O vereador Gustavo Bueno, durante a sessão do dia 6, já havia adiantado aos colegas que estava em fase de elaboração de um Projeto de Decreto Legislativo (PDL) sobre o tema. A iniciativa de Gustavo teve apoio dos colegas Felipe Gadiani (PSD), Serginho da Farmácia (Cidadania) e Vanessa Martins (PL) e já foi analisada pelo Instituto Gamma de Assessoria a Órgãos Públicos (Igam), que presta assessoria jurídica ao Legislativo.
À Gazeta, Gustavo falou sobre o que o motivou a protocolar o PDL. “Foi a necessidade de defender a dignidade de quem realmente carrega o serviço público de Vargem Grande do Sul nas costas. A Prefeitura criou o que eu chamo de ‘cota para a dor’. Hoje, o servidor que fica doente ou que precisa fazer exames é punido financeiramente com descontos no seu prato de comida. Isso não é apenas desumano, é ilegal”, pontuou.
“Busquei o respaldo técnico do IGAM, que emitiu uma orientação confirmando que o prefeito agiu como se fosse legislador, criando restrições e descontos que a lei jamais autorizou. O decreto deveria apenas organizar o benefício, mas ele ‘inovou’ para punir o trabalhador”, comentou Gustavo.
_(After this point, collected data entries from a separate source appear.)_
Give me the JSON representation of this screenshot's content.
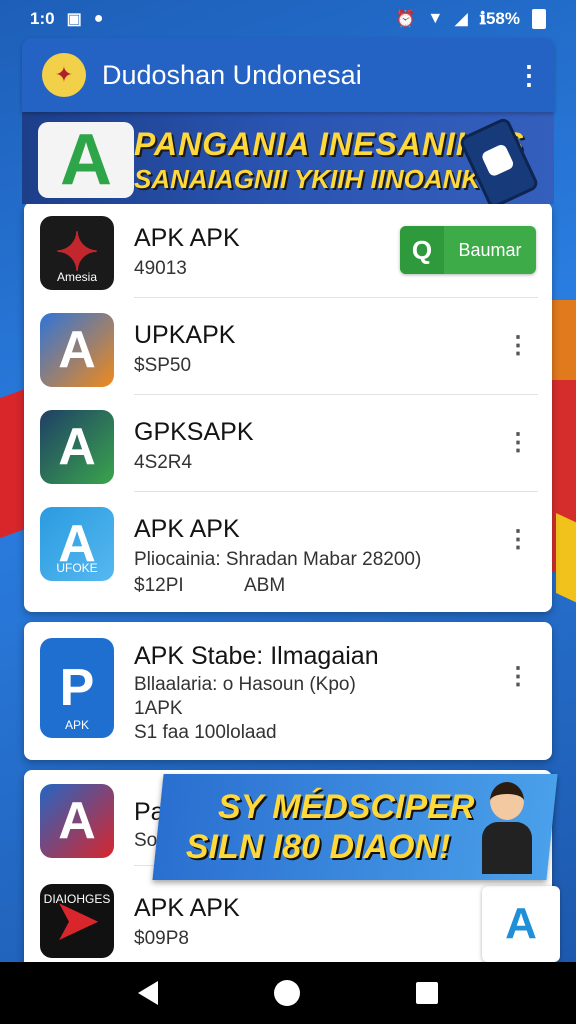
{
  "status": {
    "time": "1:0",
    "battery": "ℹ58%"
  },
  "appbar": {
    "title": "Dudoshan Undonesai"
  },
  "banner": {
    "line1": "PANGANIA INESANIKES",
    "line2": "SANAIAGNII YKIIH IINOANKI!"
  },
  "apps": [
    {
      "name": "APK APK",
      "sub1": "49013",
      "icon_label": "Amesia",
      "button": "Baumar",
      "colors": [
        "#1a1a1a",
        "#c2272d"
      ]
    },
    {
      "name": "UPKAPK",
      "sub1": "$SP50",
      "colors": [
        "#2f74d8",
        "#f08a1c"
      ]
    },
    {
      "name": "GPKSAPK",
      "sub1": "4S2R4",
      "colors": [
        "#1f3f66",
        "#3aa54c"
      ]
    },
    {
      "name": "APK APK",
      "sub1": "Pliocainia: Shradan Mabar 28200)",
      "sub2": "$12PI",
      "sub2b": "ABM",
      "icon_label": "UFOKE",
      "colors": [
        "#2a9be0",
        "#f1c21b"
      ]
    },
    {
      "name": "APK Stabe: Ilmagaian",
      "sub1": "Bllaalaria: o Hasoun (Kpo)",
      "sub2": "1APK",
      "sub3": "S1 faa 100lolaad",
      "icon_label": "APK",
      "colors": [
        "#1f6fd0",
        "#ffffff"
      ]
    },
    {
      "name": "Pabr",
      "sub1": "Son",
      "colors": [
        "#2565c2",
        "#d9262c"
      ]
    },
    {
      "name": "APK APK",
      "sub1": "$09P8",
      "icon_label": "DIAIOHGES",
      "colors": [
        "#111111",
        "#d9262c"
      ]
    }
  ],
  "promo": {
    "line1": "SY MÉDSCIPER",
    "line2": "SILN I80 DIAON!"
  }
}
Ele afirmou também que tem sido procurado por servidores, preocupados com o impacto da medida. “Desde que essa regra passou a valer, tenho recebido inúmeros relatos que cortam o coração, como o de servidoras gestantes que poderão ser punidas por fazerem o pré-natal além de uma cota matemática e o de profissionais da saúde que poderão perder o auxílio ao se tratarem de doenças contraídas no próprio ambiente de trabalho. Existe ainda um risco imenso de saúde pública, pois o servidor, com medo do desconto, pode ir trabalhar com uma doença contagiosa e colocar todos os demais colegas e/ou cidadãos em risco”, avaliou.
Gustavo relatou à Gazeta que buscou resolver a questão de forma institucional, como o requerimento pautado na última sessão. “Mas a base do Prefeito na Câmara, infelizmente, rejeitou o pedido e preferiu manter a falta de transparência. Diante dessa porta fechada, o PDL é o meu único caminho para anular esses artigos abusivos e restaurar a Justiça”, disse.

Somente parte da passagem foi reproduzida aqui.